Thursday, February 2, 2012

IRS: Offshore Banks Will Need to Disclose Precious Metals Held by U.S. Clients

If you don't hold physical, tangible phyzz in your own possession, you don't own it.  Period. 
The Foreign Account Tax Compliance Act (FATCA) appears to be a play setting up the confiscation of foreign held phyzz.

Henderson confirmed that foreign real estate owned by a U.S. individual isn’t reportable. By extension, precious metals, art, or other personal possessions you maintain in a foreign residence aren’t reportable, either. But, when asked about the reportability of precious metals held by an individual in offshore safe deposit boxes or private vaults. Henderson briefly consulted with one of his colleagues and replied, “That will be covered in forthcoming regulations under Chapter 4.”

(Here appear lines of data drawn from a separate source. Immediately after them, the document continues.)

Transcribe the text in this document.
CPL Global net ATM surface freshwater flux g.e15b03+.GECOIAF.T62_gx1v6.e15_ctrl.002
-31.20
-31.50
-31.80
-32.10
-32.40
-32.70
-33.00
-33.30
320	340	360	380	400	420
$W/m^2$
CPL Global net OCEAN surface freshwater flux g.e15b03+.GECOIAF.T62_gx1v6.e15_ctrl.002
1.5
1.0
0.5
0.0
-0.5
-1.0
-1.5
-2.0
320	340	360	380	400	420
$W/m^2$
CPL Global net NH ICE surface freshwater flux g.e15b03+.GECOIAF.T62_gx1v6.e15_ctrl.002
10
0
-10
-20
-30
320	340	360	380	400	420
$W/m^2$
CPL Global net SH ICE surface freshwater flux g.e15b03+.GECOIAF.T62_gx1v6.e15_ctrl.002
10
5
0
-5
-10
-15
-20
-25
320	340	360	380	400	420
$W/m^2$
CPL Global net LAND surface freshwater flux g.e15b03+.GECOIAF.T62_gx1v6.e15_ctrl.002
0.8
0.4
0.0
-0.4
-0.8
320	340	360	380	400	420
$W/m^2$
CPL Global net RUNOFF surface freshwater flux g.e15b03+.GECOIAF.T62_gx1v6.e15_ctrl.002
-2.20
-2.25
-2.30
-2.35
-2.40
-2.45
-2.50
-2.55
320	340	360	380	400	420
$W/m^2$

Henderson was referring to Chapter 4 of FATCA, the subject heading of which is “Taxes to Enforce Reporting on Certain Foreign Accounts.” This is the notorious section that imposes the 30% withholding tax on most U.S. payments to FFIs and NFFEs.
To avoid withholding, FATCA requires FFIs (but not NFFEs) to:
“…Comply with requests by the Secretary for additional information with respect to any United States account maintained by such institution.”
In the context of offshore precious metals holdings, it would be simple for an FFI holding a custodial account on behalf of a U.S. person to provide this information to the IRS. However, Henderson was specifically asked about the reportability of precious metals held in a safety deposit box or private vault.
The only way the FFI would be able to obtain the requested information for a safety deposit box would be to obtain an inventory from the owner, or break open the safety deposit box and take its own inventory. If it failed to do so, the FFI would presumably be subject to the 30% withholding regime. I hope this draconian interpretation is incorrect, but the answer will apparently be found in the future regulations for Chapter 4.